After my workout I need a shower. I have extra bars of soap stored in the bathroom. Those are extra bars sold by both Dove and the distributors. If Dove has a million users with the same habit of storage, then they have sold many millions extra bars of soap before anyone took a morning shower and consumed more. There is a difference between a consumer commodity like soap and a manufactured machine. I won't be purchasing extra cross-trainers like I purchase extra bars of soap. Nevertheless, the machine I purchased was a result of the small specialty retailer making it available to me. I trusted his expertise more than I do the choices of the mass merchant. Wal-Mart, Sears, K-Mart and Target all vie for being Number One (another unit of measurement,) but being first in sales is not always being "best." What is "best" measuring? iPods sell like bars of soap, laptops sell like cross-trainers.
After my shower I boil two eggs for breakfast. I have worked it out (through trial and error) that 15 minutes is a good time to let them boil from start to finish with a cold stove. I then take my two eggs and run cold water over them. They are hot, too hot to touch, like a nuclear power plant radioactive rod. Just like them, I run cold water over my hot eggs until they cool. Both the hot and cold water is dumped down the drain. (Out of sight out of mind.) I would call my habit a procedure, not a routine, since I used the scientific method of determining the best results and there is nothing personally gratifying in the process. I am simply interacting with outside forces.
The eggs have a personal benefit for me. They give me enough energy to power through the day until my next meal. The chicken has no say in my choice. With nuclear power, the "eggs" hang around for 10,000 years. It isn't a chicken that has no choice, but our own children. And our children's children. And our children's children's children. If the best our technology can offer is to run cold water over a hot lethal object, then clearly technology is not all it is cracked up to be. The scale is bigger, but the technology is the same as cooling an egg.

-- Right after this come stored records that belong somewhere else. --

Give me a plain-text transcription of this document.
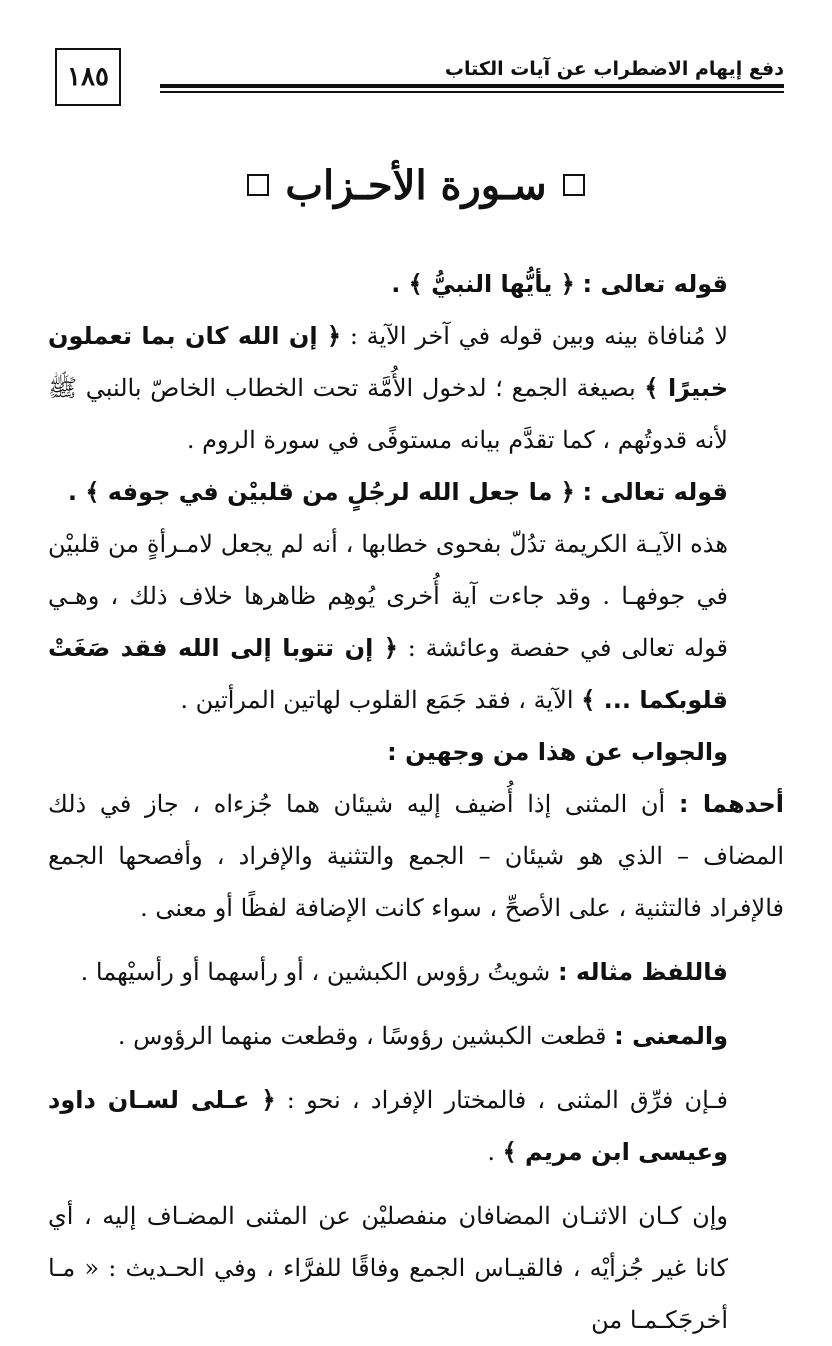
١٨٥	دفع إيهام الاضطراب عن آيات الكتاب
سـورة الأحـزاب

قوله تعالى : ﴿ يأيُّها النبيُّ ﴾ .

لا مُنافاة بينه وبين قوله في آخر الآية : ﴿ إن الله كان بما تعملون خبيرًا ﴾ بصيغة الجمع ؛ لدخول الأُمَّة تحت الخطاب الخاصّ بالنبي ﷺ لأنه قدوتُهم ، كما تقدَّم بيانه مستوفًى في سورة الروم .

قوله تعالى : ﴿ ما جعل الله لرجُلٍ من قلبيْن في جوفه ﴾ .

هذه الآيـة الكريمة تدُلّ بفحوى خطابها ، أنه لم يجعل لامـرأةٍ من قلبيْن في جوفهـا . وقد جاءت آية أُخرى يُوهِم ظاهرها خلاف ذلك ، وهـي قوله تعالى في حفصة وعائشة : ﴿ إن تتوبا إلى الله فقد صَغَتْ قلوبكما ... ﴾ الآية ، فقد جَمَع القلوب لهاتين المرأتين .

والجواب عن هذا من وجهين :

أحدهما : أن المثنى إذا أُضيف إليه شيئان هما جُزءاه ، جاز في ذلك المضاف – الذي هو شيئان – الجمع والتثنية والإفراد ، وأفصحها الجمع فالإفراد فالتثنية ، على الأصحِّ ، سواء كانت الإضافة لفظًا أو معنى .

فاللفظ مثاله : شويتُ رؤوس الكبشين ، أو رأسهما أو رأسيْهما .

والمعنى : قطعت الكبشين رؤوسًا ، وقطعت منهما الرؤوس .

فـإن فرِّق المثنى ، فالمختار الإفراد ، نحو : ﴿ عـلى لسـان داود وعيسى ابن مريم ﴾ .

وإن كـان الاثنـان المضافان منفصليْن عن المثنى المضـاف إليه ، أي كانا غير جُزأيْه ، فالقيـاس الجمع وفاقًا للفرَّاء ، وفي الحـديث : « مـا أخرجَكـمـا من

We marvel at the pyramids. They were built thousands of years ago, without what we would call "modern" machines. Are we really as advanced as we think we are? Can technology solve every problem today and tomorrow, or is deeper thinking required? There is a toxic substance in the pyramids, its called Pride. What will men be saying about our decisions 4000 years from today?
The only difference between now and then is hydraulics, valves, electronic switches and a computer. Perhaps we need to reconsider our routines and procedures before we unexpectedly shed something more valuable than just a few extra pounds of flesh. We might need to be thinking and acting vastly different.
It seems to me that the history of the computer industry resembles that of the nuclear industry. The one makes the other possible. There is something wrong with Reason when the best ideas are last, and the worst designs are first. The more we measure, the less everything measures up.
Can you imagine a world without numbers?